The SPC reversed the decision of the Guangdong High Court and declared both parties were entitled to use the red can packaging.
The SPC reasoning may be summarized as follows:
●The SPC agrees with the Guangdong Court that the packaging, composed of the combination of the Wang Lao Ji characters in yellow font, on the red background of the can, falls under the category of “peculiar packaging”, and is protected as such under the Anti-unfair Competition Law.

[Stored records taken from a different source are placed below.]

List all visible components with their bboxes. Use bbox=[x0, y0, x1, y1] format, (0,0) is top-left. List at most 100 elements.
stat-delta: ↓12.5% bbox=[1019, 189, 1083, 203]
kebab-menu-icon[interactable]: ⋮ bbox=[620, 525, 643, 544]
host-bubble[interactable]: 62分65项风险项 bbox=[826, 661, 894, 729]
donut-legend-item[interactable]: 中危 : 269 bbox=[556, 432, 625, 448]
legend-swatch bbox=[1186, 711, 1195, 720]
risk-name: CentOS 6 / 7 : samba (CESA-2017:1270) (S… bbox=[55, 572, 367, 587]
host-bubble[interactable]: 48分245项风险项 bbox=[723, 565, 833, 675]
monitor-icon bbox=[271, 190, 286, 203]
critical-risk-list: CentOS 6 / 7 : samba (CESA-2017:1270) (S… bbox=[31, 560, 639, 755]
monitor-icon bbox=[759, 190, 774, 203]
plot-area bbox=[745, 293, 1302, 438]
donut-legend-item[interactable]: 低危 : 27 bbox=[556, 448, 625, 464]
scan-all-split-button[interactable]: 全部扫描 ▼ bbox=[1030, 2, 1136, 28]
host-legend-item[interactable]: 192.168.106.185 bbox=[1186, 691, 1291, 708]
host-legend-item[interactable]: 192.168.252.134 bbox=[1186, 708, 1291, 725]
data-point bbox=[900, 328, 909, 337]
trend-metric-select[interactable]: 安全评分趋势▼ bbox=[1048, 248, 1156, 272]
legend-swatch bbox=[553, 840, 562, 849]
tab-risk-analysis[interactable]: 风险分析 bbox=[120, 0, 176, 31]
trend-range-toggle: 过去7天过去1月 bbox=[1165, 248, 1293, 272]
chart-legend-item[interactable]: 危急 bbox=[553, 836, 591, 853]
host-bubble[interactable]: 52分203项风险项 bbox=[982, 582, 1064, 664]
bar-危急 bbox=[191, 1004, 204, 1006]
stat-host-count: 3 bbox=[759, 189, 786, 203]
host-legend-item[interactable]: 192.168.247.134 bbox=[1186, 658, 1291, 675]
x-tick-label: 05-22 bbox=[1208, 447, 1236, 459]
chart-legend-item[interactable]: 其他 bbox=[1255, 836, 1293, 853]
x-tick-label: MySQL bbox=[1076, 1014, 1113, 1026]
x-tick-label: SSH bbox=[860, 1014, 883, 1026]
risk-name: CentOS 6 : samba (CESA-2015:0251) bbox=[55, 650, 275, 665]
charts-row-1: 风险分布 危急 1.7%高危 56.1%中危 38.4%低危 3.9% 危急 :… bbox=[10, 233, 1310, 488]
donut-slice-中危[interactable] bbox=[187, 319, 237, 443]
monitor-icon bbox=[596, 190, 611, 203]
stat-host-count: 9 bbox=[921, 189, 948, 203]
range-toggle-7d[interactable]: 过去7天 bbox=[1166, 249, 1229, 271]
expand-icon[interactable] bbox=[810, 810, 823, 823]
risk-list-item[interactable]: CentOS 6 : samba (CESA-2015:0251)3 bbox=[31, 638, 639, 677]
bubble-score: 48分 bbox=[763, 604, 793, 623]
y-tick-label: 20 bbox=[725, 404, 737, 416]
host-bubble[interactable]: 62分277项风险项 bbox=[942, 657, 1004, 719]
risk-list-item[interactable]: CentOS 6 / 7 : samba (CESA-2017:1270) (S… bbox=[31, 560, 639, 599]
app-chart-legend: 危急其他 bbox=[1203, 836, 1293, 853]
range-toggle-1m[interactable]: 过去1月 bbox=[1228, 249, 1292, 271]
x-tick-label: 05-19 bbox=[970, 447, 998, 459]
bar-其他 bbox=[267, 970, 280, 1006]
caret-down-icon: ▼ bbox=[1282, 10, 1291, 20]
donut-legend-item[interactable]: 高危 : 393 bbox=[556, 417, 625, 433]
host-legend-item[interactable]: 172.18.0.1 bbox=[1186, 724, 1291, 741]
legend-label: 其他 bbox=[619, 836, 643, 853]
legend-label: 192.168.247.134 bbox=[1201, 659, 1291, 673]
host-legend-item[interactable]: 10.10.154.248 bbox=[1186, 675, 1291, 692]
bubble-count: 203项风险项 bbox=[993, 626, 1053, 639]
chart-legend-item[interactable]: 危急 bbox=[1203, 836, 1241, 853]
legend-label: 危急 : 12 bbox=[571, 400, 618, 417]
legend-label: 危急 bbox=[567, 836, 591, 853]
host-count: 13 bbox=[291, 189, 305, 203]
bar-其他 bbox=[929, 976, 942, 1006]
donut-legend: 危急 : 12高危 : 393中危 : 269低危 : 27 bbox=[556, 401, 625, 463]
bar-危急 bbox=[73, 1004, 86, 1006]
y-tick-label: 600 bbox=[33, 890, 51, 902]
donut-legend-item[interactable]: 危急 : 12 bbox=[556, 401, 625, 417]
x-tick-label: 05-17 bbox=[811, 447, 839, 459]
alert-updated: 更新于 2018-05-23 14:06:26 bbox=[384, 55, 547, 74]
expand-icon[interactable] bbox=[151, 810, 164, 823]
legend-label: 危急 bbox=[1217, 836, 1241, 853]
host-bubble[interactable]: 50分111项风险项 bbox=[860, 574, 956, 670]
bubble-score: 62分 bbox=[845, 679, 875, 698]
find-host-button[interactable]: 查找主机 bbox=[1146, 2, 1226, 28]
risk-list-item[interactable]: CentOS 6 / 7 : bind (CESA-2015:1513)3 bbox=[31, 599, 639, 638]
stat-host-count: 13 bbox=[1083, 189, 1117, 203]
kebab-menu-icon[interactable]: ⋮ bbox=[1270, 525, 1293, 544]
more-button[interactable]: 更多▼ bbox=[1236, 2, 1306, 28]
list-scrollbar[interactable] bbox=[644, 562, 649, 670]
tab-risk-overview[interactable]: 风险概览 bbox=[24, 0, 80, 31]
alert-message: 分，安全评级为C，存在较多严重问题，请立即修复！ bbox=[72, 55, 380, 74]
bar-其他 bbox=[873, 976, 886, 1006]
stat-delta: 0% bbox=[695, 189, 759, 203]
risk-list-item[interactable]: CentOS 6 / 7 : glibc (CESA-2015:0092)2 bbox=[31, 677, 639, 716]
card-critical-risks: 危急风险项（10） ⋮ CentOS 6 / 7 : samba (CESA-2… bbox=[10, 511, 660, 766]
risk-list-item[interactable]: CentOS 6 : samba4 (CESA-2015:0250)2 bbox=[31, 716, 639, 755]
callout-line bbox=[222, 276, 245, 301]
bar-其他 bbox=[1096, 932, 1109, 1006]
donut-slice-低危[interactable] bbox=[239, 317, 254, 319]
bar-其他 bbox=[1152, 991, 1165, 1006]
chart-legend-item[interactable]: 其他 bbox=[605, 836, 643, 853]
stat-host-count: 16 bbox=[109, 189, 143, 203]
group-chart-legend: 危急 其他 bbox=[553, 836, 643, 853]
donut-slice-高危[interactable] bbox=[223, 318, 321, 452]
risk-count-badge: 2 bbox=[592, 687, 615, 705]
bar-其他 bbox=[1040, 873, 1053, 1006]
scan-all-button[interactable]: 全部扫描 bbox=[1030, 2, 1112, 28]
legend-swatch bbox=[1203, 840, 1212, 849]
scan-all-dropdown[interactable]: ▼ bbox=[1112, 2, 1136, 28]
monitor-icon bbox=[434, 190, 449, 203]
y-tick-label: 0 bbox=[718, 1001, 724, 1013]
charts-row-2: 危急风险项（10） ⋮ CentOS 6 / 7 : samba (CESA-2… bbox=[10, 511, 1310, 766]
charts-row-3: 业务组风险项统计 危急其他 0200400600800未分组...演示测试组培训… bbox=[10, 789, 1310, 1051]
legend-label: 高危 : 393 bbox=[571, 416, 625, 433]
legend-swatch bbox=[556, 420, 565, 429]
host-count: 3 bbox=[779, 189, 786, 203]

●The SPC echoes Guangdong Court’s view that the main reason for this dispute is that the trademark license contract between GPH and HUNG TO did not specify the ownership of the litigious packaging. The parties did not foresee the situation at the end of the trademark agreement and did not provide who would own the rights generated during the life of the agreement, on that specific packaging.
●The SPC, then, describes the contributions made by both parties to the value of the packaging:
- Wang Lao Ji has been using the Wang Lao Ji Chinese character in a consistent, stable and continuous manner. As a result, the characters have been integrated into the packaging which has become a source identifier of the product. The SPC therefore concludes that Wang Lao Ji characters are a vital component of the litigious packaging.
- As for JDB, it has made a huge contribution through years of consistent and extensive promotion of the packaging, so that it is clearly identified by the consumers as the operator of the red can herbal tea.
●The SPC affirms that the identifying function of a trademark and of a famous packaging may work independently for different right owners. So, the litigious packaging, due to its reputation and uniqueness, has generated independent rights from the trademark itself. For the SPC, the consumers do not differentiate from a legal perspective, a trademark right from the right of a peculiar packaging, and therefore, will associate the herbal tea with GPH and JDB simultaneously. The SPC concludes that the litigious packaging does combine the brand awareness of Wang Lao Ji and the reputation and distinctive features acquired by JDB.
●Based on the above findings and reasoning, the SPC holds that it would be unfair and may be detrimental to the public interest if the litigious packaging is awarded to either side. Therefore, the SPC declared that both parties were entitled to use the litigious packaging, and dismissed both claims.
The SPC was facing a situation which could have been anticipated but was not.
A product (the herbal tea) known under trademark, is commercialized in two very different packagings: a green carton (by the trademark owner), a red/gold can (by the licensee). The red can packaging has been created by the licensee.
What happens when, for any reason, the trademark license is terminated?
If the packaging becomes famous and a “source identifier” of the product that it contains, which is known under the trademark, it is undisputable that the packaging is inseparable from the trademark. Therefore, the trademark licensee, at the end of the license, should not be able to use neither the trademark nor the packaging, since they cannot be separated. This was the Guangzhou High Court’s decision.
On the other hand, if the packaging is protected as such, and in particular, if it is the object of a design registered in the name of the licensee, it might be argued that the trademark licensor has no right to continue using the packaging without the authorization of the ex-licensee.
In other words, no one could use the packaging.
The SPC preferred to say that both may continue using it.
From the trademark licensor’s perspective, it seems that there is a lesson to learn from this case. If the products sold by the trademark licensee are commercialized under a packaging, different from the licensor’s own packaging, that might be claimed by the trademark licensee as an independent IP right, it is necessary to provide, in the license agreement, that at the end of the trademark license, the packaging right will remain attached to the trademark and that its use shall be discontinued by the trademark licensee.